Furthermore, when graphing these best-response functions, the point where they intersect represents a state where neither homeowner can improve their outcome by unilaterally changing their strategy. This intersection is the sought-after Nash equilibrium in this game. To clarify these concepts for students, graphical visualizations of such functions can be incredibly helpful. By plotting the corresponding lines on a graph, the visual intersection clearly designates the Nash equilibrium, driving home its significance in the context of best-response functions.

Game Theory

Game theory is a systematic framework for analyzing strategic interactions among rational decision-makers. It is used to understand the behavior of individuals or groups who are aware that their actions affect each other. The quintessential element of game theory is that it does not look at actions in isolation but rather in conjunction with the strategies of others.

In the realm of game theory, we often deal with multiple players, as in the case of two homeowners, who must choose strategies based on the likely responses of others. Each homeowner is a 'player' in this 'game', and they must account for their own benefit maximization while not ignoring the potential choices of their neighbor. By evaluating the Nash equilibrium, game theorists can predict stable outcomes where no player has an incentive to deviate unilaterally.
Understanding this framework can empower students to analytically approach and solve real-world problems that involve strategic interactions, such as company pricing wars, political negotiations, or even family dynamics where the actions of one member affect all others.

Opportunity Cost

Opportunity cost is a critical concept in economics and decision-making, representing the value of the best alternative foregone when a choice is made. Whenever one commits time or resources to one activity, they implicitly decide against another use of that time or resource that could have provided a benefit.

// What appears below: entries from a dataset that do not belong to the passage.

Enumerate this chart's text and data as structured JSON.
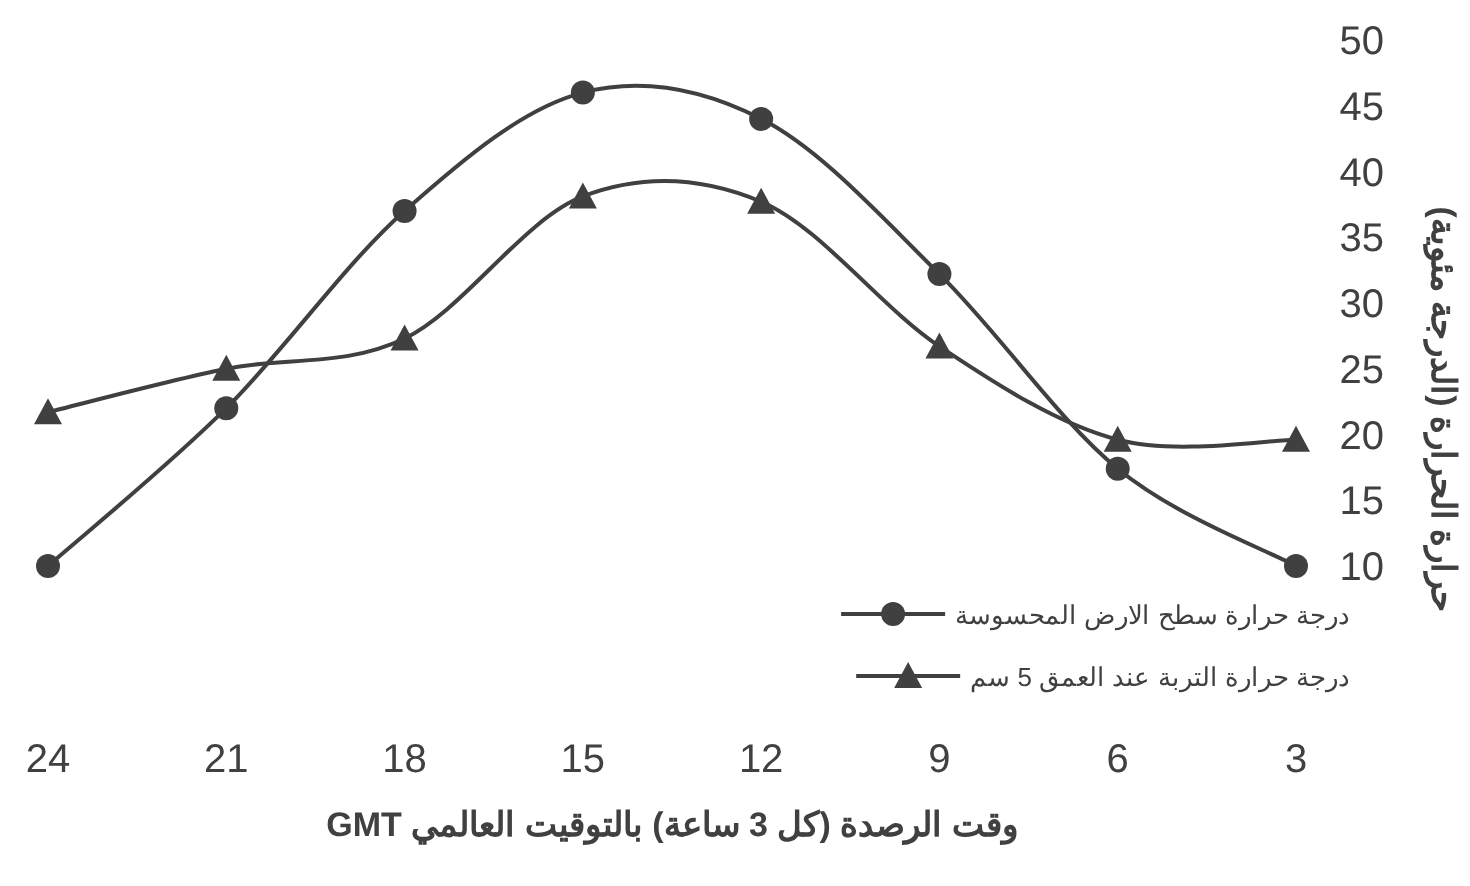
{
  "chart_data": {
    "type": "line",
    "categories": [
      "24",
      "21",
      "18",
      "15",
      "12",
      "9",
      "6",
      "3"
    ],
    "series": [
      {
        "name": "درجة حرارة سطح الارض المحسوسة",
        "color": "#404040",
        "marker": "circle",
        "values": [
          10,
          22,
          37,
          46,
          44,
          32.2,
          17.4,
          10
        ]
      },
      {
        "name": "درجة حرارة التربة عند العمق 5 سم",
        "color": "#404040",
        "marker": "triangle",
        "values": [
          21.7,
          25,
          27.3,
          38.1,
          37.7,
          26.7,
          19.6,
          19.6
        ]
      }
    ],
    "xlabel": "وقت الرصدة (كل 3 ساعة) بالتوقيت العالمي GMT",
    "ylabel": "حرارة الحرارة (الدرجة مئوية)",
    "ylim": [
      10,
      50
    ],
    "yticks": [
      10,
      15,
      20,
      25,
      30,
      35,
      40,
      45,
      50
    ],
    "legend": "bottom right",
    "grid": false,
    "line_style": "solid"
  }
}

In our exercise, homeowners spend time on lawn care. Each hour spent gardening is an hour not spent on another activity that could have yielded earnings, relaxation, or any other benefit. If we quantify this alternative benefit as a monetary value, say $4 per hour, that becomes the opportunity cost of their time spent gardening. When the homeowners weigh the benefit of having a beautiful lawn against this cost, they maximize their net benefit by choosing an optimal number of hours to dedicate to lawn maintenance.
Teaching students about opportunity cost helps them understand that every choice has a consequence and that rational decision-making involves considering these trade-offs. By incorporating this understanding when plotting the best-response functions, students will realize how opportunity cost shapes the slope and the location of these curves in the graphical analysis of a game.